Polarization Near Dislocation Cores in SrTiO3 Single Crystals: the Role of Flexoelectricity

Spontaneous polarization as large as ∼28 μC/cm2 was recently observed around the dislocation cores in non-polar SrTiO3 bulk crystals, and its origin was attributed to the flexoelectric effect, i.e., polarization induced by strain gradients. However, the roles of flexoelectricity, relative to other electromechanical contributions, and the nature of dislocations, i.e., edge vs screw dislocations in the induced polarization, are not well understood. In this work, we study the role of flexoelectricity in inducing polarization around three types of dislocation cores in SrTiO3: b=a(100) edge dislocation, b=a(110) edge dislocation, and b=a(010) screw dislocation, where b is the Burgers vector.

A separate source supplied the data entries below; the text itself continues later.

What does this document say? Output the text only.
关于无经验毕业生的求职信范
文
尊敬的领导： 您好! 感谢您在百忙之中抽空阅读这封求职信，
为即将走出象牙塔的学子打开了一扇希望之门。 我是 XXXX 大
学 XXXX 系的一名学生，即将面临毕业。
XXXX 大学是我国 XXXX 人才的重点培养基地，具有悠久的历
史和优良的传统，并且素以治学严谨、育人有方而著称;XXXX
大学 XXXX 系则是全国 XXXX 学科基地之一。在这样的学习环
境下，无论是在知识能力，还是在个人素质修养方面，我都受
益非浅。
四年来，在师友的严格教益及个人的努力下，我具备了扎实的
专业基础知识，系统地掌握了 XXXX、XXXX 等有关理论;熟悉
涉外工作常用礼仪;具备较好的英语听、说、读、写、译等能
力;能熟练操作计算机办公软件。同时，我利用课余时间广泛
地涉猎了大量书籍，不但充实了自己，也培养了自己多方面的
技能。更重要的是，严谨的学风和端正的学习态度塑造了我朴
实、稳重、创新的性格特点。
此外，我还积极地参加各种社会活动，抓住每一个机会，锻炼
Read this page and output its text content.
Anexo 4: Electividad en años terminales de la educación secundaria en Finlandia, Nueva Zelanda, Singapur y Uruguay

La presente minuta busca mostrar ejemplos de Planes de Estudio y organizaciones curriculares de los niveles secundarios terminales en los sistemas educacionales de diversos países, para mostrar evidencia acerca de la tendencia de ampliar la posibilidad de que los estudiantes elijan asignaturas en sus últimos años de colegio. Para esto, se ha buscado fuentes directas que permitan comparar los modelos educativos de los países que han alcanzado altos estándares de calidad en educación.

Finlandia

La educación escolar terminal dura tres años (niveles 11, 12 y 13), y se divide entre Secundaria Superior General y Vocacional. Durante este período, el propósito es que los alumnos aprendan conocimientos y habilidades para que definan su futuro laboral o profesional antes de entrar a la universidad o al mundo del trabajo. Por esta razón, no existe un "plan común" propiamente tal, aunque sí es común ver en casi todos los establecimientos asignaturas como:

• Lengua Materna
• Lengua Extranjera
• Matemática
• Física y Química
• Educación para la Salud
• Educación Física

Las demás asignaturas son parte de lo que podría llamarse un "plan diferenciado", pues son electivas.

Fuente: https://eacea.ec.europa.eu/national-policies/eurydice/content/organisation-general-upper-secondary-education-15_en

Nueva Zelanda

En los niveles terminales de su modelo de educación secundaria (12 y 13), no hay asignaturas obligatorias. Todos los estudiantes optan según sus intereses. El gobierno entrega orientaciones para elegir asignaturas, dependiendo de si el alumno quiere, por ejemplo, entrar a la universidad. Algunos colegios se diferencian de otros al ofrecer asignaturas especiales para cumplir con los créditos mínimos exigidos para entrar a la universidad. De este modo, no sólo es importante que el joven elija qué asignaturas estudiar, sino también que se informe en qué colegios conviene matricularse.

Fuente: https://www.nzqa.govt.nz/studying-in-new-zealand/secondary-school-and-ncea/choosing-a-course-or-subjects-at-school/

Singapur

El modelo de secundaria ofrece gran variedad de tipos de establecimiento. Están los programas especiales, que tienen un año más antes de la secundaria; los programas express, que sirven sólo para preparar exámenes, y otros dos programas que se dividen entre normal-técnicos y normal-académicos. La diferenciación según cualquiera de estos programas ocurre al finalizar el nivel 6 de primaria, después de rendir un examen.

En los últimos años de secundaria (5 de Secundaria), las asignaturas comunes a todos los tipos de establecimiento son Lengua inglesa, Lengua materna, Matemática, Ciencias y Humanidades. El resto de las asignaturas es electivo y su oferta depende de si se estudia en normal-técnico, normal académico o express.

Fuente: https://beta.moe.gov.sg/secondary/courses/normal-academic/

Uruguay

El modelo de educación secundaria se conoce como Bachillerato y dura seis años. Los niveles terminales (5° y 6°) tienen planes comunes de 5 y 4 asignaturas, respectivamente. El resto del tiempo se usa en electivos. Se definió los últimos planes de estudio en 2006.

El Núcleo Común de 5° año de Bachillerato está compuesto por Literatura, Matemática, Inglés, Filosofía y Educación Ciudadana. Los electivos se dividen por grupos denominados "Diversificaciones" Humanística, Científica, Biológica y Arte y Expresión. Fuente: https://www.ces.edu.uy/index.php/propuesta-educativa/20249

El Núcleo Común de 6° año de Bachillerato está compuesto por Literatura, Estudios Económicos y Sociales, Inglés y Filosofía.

For the edge dislocations, polarization can be induced by electrostriction alone, while flexoelectricity is essential for stabilizing the symmetric polarization pattern. The shear component of the flexoelectric tensor has a dominant effect on the magnitude and spatial distribution of the flexoelectric polarization. In contrast, no polarization is induced around the b=a(010) screw dislocation through either electrostriction or flexoelectricity. Our findings provide an in-depth understanding of the role of flexoelectricity in inducing polarization around dislocation cores and offer insights into the defect engineering of dielectric/ferroelectric materials.